Mimbarmaritim.com (Banten)
PTP Nonpetikemas sebagai salah satu anak usaha dari PT Pelindo Multi Terminal yang bergerak dibidang bongkar muat nonpetikemas, tengah melakukan peningkatan pelayanan disalah satu cabangnya di Pelabuhan Ciwandan melalui peningkatan kinerja bongkar muat khususnya komoditas Curah Kering yang merupakan komoditas unggulan di wilayah Provinsi Banten.

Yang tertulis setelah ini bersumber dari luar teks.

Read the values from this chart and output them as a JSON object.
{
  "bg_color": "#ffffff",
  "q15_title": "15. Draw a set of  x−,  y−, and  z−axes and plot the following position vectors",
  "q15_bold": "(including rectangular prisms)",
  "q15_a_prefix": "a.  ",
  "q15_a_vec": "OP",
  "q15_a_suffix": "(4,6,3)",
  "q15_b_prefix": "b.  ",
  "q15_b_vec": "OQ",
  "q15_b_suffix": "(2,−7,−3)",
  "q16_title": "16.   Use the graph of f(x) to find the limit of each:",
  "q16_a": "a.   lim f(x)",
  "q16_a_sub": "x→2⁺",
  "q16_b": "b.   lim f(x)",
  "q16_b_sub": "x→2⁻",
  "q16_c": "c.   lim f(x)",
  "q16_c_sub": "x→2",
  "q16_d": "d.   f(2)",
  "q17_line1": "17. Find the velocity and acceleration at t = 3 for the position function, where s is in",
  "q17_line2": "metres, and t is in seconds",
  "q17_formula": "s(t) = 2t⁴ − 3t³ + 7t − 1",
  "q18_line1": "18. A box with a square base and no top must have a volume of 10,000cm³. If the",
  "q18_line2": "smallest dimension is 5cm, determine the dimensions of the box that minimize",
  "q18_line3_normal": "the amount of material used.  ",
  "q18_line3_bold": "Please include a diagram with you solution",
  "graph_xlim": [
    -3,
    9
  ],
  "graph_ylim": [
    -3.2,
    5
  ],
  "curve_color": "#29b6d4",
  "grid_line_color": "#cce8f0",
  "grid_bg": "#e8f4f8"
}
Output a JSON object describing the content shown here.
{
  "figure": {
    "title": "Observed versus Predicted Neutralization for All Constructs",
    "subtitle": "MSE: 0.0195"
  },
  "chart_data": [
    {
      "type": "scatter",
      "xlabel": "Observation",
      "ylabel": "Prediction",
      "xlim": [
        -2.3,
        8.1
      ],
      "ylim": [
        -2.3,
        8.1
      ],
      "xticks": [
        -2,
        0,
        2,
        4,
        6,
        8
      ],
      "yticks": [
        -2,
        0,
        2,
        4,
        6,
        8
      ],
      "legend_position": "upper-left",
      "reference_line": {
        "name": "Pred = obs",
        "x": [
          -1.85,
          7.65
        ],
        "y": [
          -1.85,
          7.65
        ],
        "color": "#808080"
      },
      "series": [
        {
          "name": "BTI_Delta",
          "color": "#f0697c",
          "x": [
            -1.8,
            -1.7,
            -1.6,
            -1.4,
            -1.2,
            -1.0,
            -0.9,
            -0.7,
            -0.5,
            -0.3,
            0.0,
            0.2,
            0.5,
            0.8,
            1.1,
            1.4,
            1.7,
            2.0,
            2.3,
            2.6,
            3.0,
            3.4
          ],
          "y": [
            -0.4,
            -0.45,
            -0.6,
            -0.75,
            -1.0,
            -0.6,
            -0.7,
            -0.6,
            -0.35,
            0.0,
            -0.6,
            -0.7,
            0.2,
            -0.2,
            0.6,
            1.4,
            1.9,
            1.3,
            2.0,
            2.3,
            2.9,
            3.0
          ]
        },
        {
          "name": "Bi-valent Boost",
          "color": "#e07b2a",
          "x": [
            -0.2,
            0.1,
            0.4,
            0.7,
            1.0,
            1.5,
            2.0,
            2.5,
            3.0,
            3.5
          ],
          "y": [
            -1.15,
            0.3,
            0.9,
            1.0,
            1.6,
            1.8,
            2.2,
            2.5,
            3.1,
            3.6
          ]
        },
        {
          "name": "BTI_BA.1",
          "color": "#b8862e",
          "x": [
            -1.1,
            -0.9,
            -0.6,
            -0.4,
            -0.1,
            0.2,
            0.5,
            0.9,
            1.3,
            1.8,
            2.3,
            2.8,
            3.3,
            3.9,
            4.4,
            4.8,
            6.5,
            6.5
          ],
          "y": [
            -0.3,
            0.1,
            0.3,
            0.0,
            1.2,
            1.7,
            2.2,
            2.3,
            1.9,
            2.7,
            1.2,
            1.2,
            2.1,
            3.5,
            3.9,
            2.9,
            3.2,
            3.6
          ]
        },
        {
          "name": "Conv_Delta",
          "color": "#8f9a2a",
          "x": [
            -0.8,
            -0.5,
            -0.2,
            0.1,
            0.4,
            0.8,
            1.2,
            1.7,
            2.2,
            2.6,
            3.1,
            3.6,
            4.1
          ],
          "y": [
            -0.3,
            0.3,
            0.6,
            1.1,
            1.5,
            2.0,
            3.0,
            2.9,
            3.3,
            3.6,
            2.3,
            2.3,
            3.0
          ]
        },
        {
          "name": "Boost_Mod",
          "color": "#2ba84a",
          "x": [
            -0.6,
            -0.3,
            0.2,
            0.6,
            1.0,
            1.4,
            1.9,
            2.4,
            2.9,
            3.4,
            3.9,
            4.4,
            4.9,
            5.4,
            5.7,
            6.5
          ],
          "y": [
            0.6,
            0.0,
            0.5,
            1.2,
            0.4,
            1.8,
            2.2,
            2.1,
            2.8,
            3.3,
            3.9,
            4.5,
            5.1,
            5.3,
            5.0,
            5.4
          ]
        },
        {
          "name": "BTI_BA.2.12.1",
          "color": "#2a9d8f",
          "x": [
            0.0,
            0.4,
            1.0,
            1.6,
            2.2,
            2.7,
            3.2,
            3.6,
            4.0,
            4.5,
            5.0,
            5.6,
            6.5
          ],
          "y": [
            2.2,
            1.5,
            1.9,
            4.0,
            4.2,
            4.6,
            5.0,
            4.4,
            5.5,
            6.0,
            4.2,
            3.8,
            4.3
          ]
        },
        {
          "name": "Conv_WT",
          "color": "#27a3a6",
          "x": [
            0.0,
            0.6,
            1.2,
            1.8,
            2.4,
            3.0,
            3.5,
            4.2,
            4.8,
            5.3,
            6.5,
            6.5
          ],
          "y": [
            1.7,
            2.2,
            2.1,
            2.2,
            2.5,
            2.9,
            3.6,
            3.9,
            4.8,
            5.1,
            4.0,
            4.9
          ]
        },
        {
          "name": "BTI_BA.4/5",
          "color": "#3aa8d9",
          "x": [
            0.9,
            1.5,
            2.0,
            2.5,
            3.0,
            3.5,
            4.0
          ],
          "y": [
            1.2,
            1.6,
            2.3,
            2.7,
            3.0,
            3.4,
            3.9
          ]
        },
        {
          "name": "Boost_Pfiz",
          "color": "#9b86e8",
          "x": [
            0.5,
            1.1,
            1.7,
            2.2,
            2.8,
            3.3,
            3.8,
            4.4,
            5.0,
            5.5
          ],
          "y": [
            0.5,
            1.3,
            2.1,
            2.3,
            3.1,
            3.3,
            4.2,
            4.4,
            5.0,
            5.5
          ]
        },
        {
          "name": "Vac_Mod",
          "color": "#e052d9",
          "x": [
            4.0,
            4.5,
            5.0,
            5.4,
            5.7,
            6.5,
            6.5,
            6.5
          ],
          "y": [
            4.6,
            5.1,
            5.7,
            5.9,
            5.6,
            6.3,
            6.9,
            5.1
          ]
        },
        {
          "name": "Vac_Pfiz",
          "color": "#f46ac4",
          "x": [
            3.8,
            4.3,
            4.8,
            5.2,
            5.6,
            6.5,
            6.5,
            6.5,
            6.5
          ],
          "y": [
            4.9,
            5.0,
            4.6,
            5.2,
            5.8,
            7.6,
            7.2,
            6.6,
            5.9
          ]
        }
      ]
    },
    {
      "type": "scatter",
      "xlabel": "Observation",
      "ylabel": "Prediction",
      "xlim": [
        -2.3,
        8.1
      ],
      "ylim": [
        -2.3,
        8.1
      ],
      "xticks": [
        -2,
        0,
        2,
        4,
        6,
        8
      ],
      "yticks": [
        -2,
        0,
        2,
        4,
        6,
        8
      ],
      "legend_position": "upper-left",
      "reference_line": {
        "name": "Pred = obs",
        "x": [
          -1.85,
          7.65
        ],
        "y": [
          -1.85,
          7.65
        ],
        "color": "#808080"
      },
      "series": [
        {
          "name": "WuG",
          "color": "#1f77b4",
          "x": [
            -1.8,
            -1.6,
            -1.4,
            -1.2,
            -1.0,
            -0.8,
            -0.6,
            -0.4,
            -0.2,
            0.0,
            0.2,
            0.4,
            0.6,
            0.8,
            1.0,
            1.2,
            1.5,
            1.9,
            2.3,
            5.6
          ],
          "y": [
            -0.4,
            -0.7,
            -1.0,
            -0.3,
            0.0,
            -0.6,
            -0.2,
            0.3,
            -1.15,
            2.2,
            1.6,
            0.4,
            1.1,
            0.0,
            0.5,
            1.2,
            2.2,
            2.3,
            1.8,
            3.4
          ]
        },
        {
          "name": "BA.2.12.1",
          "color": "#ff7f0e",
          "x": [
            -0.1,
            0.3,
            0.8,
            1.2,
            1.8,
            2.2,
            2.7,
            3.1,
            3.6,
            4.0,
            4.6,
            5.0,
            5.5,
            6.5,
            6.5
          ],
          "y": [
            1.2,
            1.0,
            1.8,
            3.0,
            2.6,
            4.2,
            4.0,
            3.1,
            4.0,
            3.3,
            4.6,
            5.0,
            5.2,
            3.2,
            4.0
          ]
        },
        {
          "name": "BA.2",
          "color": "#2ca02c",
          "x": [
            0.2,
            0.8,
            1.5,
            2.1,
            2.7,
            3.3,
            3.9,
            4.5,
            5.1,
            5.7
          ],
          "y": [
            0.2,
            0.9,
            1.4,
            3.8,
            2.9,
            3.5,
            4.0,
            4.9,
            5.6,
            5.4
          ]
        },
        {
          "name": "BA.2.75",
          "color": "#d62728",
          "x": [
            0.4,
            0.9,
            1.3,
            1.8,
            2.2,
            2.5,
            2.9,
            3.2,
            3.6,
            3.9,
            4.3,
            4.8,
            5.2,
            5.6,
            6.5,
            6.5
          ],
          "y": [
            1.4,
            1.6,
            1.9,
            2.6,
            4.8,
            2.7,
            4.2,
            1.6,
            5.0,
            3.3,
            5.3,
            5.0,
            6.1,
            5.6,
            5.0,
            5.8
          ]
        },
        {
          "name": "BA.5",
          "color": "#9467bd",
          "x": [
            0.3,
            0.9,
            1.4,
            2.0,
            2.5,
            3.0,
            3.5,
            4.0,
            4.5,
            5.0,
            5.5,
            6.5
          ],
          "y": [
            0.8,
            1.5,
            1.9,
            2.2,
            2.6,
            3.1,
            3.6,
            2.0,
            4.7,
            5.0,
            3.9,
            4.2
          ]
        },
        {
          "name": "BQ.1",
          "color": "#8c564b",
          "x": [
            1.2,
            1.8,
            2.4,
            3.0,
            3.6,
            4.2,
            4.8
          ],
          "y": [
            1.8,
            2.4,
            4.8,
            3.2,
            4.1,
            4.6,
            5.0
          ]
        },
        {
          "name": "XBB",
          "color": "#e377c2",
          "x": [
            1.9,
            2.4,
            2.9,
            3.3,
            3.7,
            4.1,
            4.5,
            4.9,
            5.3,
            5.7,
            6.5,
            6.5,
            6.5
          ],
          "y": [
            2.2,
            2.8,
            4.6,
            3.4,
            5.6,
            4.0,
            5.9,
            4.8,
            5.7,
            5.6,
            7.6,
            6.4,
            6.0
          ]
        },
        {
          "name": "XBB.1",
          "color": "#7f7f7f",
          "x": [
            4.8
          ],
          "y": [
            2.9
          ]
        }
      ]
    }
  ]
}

Branch Manager Andi Purwantoro mengatakan saat ini Transformasi operasi menjadi fokus manajemen PTP Nonpetikemas dalam rangka meningkatkan kinerja operasional, dengan perencanaan operasional dan pola operasi yang lebih efisien diharapkan meningkatkan daya saing dan value added yang dapat ditawarkan PTP Cabang Banten kepada pelanggan.
Andi Purwantoro menjelaskan pelayanan terhadap kapal MV VILLA DESTE asal negara Rusia dengan cargo muatan Gandum sebanyak 73.067 MT, menjadi pelayanan perdana PTP Nonpetikemas dengan menggunakan pola operasi baru. Dimana yang sebelumnya hanya menggunakan 2 alat Gantry Luffing Crane (GLC) saat ini mampu memaksimalkan hingga 3 alat Gantry Luffing Crane (GLC).

“Dalam satu siklus pelayanan bongkar muat yang memberikan dampak terhadap terhadap kinerja bongkar muat yang semula hanya mampu memproduksi 16.000 Metrik Ton, dengan pola operasi baru ini PTP Nonpetikemas Cabang Banten mampu menangani hingga 21.000 Metrik Ton per hari,” terang Andi Purwantoro kepada Mimbar Maritim diruang kerjanya, Kamis (14/9/2023).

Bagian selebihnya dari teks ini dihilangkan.